Reflection analysis supports the negative nature of certain composite branches.

Abstract

Recent years have seen considerable research success in the field of dynamic homogenization which seeks to define frequency dependent effective properties for heterogeneous composites for the purpose of studying wave propagation. There is an approximation involved in replacing a heterogeneous composite with its homogenized equivalent. In this paper we propose a quantification to this approximation. We study the problem of reflection at the interface of a layered periodic composite and its dynamic homogenized equivalent. It is shown that if the homogenized parameters are to appropriately represent the layered composite in a finite setting and at a given frequency, then reflection at this special interface must be close to zero at that frequency. We show that a comprehensive homogenization scheme proposed in an earlier paper results in negligible reflection in the low frequency regime, thereby suggesting its applicability in a finite composite setting.
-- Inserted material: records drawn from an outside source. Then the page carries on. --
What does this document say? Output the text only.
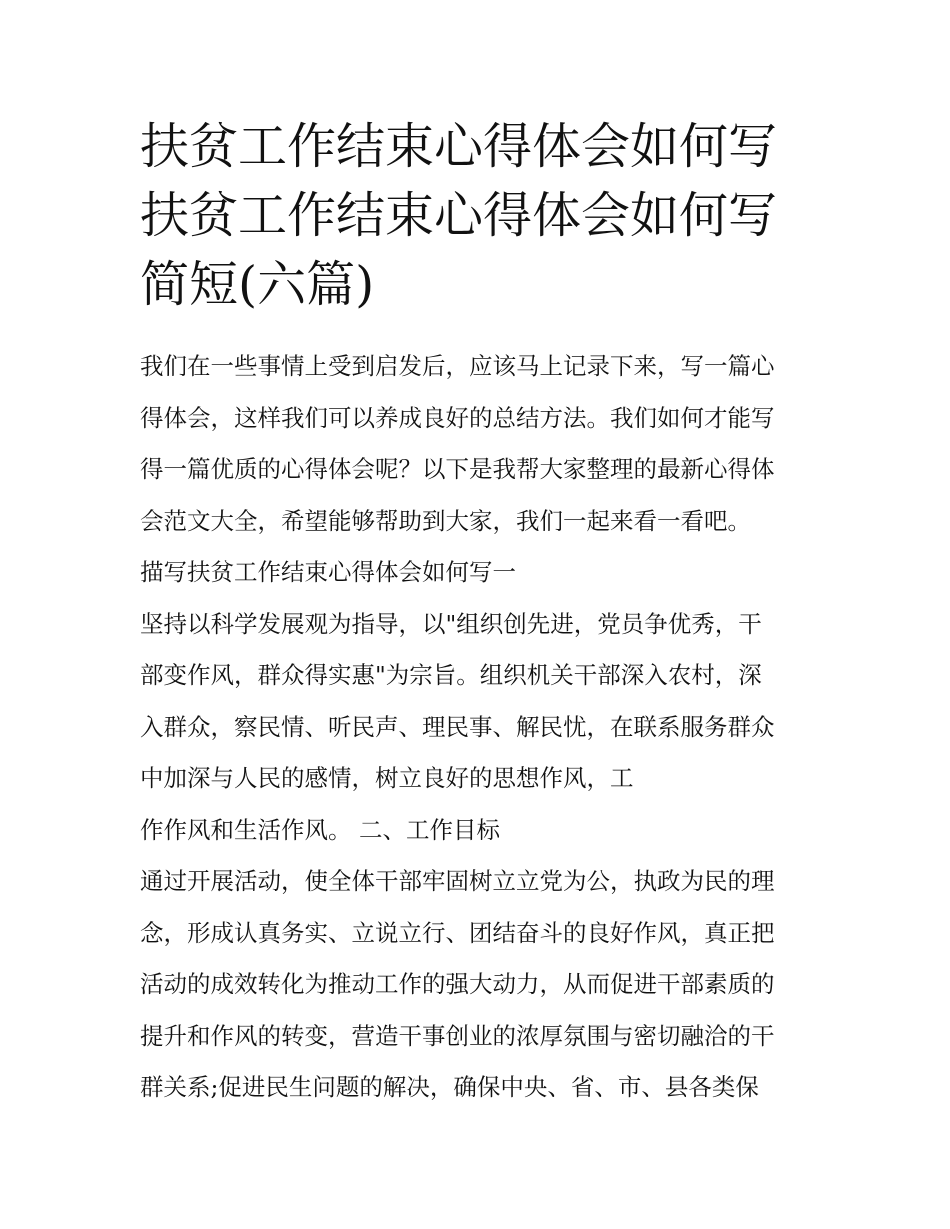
扶贫工作结束心得体会如何写
扶贫工作结束心得体会如何写
简短(六篇)

我们在一些事情上受到启发后，应该马上记录下来，写一篇心
得体会，这样我们可以养成良好的总结方法。我们如何才能写
得一篇优质的心得体会呢？以下是我帮大家整理的最新心得体
会范文大全，希望能够帮助到大家，我们一起来看一看吧。

描写扶贫工作结束心得体会如何写一

坚持以科学发展观为指导，以"组织创先进，党员争优秀，干
部变作风，群众得实惠"为宗旨。组织机关干部深入农村，深
入群众，察民情、听民声、理民事、解民忧，在联系服务群众
中加深与人民的感情，树立良好的思想作风，工

作作风和生活作风。 二、工作目标

通过开展活动，使全体干部牢固树立立党为公，执政为民的理
念，形成认真务实、立说立行、团结奋斗的良好作风，真正把
活动的成效转化为推动工作的强大动力，从而促进干部素质的
提升和作风的转变，营造干事创业的浓厚氛围与密切融洽的干
群关系;促进民生问题的解决，确保中央、省、市、县各类保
In this paper we explicitly study a 2-phase composite and a 3-phase composite which exhibits negative effective properties over its second branch. We show that based upon the reflected energy profile of the two cases, there exist good arguments for considering the second branch of a 3-phase composite a true negative branch with negative group velocity. The results open intriguing questions regarding the effects of replacing a semi-infinite periodic composite with its Bloch-wave (infinite domain) dynamic properties on such phenomenon as negative refraction.